The character-Galois “ghosts” (the index) measure how much rationality structure the character table has that no algebraic automorphism realizes. For PSL(2, q), the ghosts are:

• “Mixed Frobenius levels” (taking $\zeta \mapsto \zeta^{p^j}$ on the split cyclotomic factor and $\zeta \mapsto \zeta^{p^k}$ on the non-split factor for different $j, k$).
• (For odd $p$, $d = 1$ only) “Wrong sign coset on torus” Galois actions.

This grows polynomially in $\varphi$ of the torus exponents — vastly faster than the linear-in-$d$ automorphism reach. So the gap is unbounded.

What’s next

The PSL(2, $q$) story is now closed. The natural next moves:

1. PSL(3, $q$). Out = ⟨σ_dual, σ_field, σ_diag⟩, with relations. σ_dual ∈ K_cyc always (n.311 theorem). Does σ_field ∈ K_cyc? σ_diag? Closed-form index?

2. Sp(2n, $q$) for $n \geq 2$. Different automorphism structure.
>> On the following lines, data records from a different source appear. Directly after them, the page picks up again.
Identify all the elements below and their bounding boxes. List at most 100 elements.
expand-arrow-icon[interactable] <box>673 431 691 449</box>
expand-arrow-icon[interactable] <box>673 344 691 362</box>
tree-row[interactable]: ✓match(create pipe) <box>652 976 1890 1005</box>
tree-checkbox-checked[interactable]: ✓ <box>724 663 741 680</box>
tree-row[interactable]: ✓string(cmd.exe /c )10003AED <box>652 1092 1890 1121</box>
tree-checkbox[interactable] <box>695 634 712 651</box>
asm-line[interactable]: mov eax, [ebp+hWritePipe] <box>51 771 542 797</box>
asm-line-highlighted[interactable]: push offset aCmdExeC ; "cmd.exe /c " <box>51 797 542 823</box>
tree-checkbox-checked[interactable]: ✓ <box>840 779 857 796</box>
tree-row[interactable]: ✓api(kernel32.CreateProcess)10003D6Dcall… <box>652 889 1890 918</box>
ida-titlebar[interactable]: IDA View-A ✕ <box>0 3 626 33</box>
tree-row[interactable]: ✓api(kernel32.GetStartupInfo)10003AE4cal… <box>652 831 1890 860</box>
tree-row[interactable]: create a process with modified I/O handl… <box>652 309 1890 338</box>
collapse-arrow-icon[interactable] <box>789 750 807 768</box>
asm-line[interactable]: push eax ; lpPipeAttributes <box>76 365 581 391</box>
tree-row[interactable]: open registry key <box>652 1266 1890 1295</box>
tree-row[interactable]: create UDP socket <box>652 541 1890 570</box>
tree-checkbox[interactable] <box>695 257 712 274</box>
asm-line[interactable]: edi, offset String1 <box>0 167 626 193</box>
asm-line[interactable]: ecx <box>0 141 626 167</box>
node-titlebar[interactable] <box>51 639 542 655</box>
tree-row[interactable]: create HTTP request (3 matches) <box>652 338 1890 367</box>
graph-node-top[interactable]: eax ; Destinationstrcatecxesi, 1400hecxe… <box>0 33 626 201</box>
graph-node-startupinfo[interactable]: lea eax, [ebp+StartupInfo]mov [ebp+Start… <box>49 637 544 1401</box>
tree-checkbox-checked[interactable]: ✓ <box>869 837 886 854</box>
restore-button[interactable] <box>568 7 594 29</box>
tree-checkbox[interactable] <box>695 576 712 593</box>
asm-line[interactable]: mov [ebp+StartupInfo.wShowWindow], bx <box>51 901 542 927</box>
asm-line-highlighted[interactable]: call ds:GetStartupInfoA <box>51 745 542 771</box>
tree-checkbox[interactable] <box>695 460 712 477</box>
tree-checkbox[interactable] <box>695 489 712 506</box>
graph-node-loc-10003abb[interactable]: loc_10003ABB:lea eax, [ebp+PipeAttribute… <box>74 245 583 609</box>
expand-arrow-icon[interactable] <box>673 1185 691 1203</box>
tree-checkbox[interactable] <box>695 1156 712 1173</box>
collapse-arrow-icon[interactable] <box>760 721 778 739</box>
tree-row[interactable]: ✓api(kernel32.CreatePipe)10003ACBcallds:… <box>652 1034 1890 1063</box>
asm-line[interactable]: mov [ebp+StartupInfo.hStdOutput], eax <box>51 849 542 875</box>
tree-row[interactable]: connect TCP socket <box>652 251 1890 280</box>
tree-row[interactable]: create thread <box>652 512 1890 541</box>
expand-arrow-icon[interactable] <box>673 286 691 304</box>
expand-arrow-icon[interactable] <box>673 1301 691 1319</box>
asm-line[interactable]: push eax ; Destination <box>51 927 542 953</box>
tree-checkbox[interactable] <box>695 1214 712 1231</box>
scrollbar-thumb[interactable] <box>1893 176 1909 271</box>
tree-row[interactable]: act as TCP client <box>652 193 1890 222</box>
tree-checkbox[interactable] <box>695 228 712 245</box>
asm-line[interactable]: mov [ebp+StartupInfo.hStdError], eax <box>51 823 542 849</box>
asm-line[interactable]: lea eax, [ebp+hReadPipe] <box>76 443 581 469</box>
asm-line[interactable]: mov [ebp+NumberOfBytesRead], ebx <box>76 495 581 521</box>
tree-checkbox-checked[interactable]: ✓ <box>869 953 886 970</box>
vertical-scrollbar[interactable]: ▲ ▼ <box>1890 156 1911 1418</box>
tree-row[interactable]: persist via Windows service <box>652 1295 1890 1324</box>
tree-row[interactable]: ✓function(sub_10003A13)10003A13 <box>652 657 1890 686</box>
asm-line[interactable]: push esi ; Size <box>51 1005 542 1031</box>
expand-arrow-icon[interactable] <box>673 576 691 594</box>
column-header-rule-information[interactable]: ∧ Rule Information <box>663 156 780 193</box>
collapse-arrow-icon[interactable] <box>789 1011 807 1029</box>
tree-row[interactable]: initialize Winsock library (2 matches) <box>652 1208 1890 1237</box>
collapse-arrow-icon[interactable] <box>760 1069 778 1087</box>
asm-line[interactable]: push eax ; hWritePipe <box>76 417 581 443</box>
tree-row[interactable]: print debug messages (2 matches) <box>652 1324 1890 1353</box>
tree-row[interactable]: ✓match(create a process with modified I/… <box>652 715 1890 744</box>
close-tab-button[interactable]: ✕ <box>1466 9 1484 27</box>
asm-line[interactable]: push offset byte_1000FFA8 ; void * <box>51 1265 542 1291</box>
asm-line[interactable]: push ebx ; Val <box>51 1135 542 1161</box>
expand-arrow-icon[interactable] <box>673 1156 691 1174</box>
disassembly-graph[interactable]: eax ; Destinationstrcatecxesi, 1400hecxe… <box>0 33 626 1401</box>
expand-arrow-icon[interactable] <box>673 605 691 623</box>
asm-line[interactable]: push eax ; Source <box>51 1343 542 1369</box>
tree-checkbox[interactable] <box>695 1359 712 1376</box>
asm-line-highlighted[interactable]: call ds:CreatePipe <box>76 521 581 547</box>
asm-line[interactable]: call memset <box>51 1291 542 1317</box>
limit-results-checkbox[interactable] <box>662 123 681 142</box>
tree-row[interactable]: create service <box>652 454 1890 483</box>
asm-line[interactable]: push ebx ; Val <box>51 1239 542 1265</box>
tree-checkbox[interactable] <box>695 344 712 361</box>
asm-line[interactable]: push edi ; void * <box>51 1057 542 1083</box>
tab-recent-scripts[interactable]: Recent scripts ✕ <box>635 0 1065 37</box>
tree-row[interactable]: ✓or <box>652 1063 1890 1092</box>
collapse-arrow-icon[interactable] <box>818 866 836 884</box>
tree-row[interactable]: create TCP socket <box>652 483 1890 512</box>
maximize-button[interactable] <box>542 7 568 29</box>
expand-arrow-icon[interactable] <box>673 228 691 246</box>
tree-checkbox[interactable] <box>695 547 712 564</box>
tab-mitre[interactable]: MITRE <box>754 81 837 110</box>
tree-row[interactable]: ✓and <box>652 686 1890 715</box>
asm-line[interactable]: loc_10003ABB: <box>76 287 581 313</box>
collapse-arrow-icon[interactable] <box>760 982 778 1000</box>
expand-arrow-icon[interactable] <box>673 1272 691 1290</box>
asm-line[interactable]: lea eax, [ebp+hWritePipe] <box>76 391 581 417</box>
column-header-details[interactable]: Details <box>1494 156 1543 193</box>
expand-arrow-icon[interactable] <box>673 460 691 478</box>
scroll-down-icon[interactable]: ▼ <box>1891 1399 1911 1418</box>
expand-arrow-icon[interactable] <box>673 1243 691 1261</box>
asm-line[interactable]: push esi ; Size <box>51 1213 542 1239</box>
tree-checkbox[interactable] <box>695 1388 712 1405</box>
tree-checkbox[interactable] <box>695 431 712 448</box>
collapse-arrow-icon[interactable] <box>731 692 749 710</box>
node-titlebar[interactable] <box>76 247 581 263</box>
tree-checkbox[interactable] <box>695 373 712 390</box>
Predict: σ_field ∈ K_cyc always (trace identity); σ_diag and graph aut (when present, in characteristic 2 Sp = Ω) behavior TBD.

3. PΩ_8^+(q) with triality. The order-3 outer aut from Dynkin-diagram symmetry. Is triality a “Galois-type” aut preserving cyclic G-classes? If yes, it’s the first non-Frobenius example of σ ∈ K_cyc from a Lie-theoretic origin.

The structural conjecture: for a finite simple group of Lie type, $K_{\text{cyc}}/\operatorname{Inn}$ is generated by the field-Galois outer auts ($\sigma_{\text{field}}$, and triality when present), and the diagonal-type outer auts ($\sigma_{\text{diag}}$, derived from the center of the simply-connected cover) are in K_cyc only under specific arithmetic conditions (like $d = 1$ for PSL(2, p)).

The deeper question is whether this gives a uniform statement: $K_{\text{cyc}}/\operatorname{Inn}$ = “the part of Out that acts as a single Galois substitution on the character table.”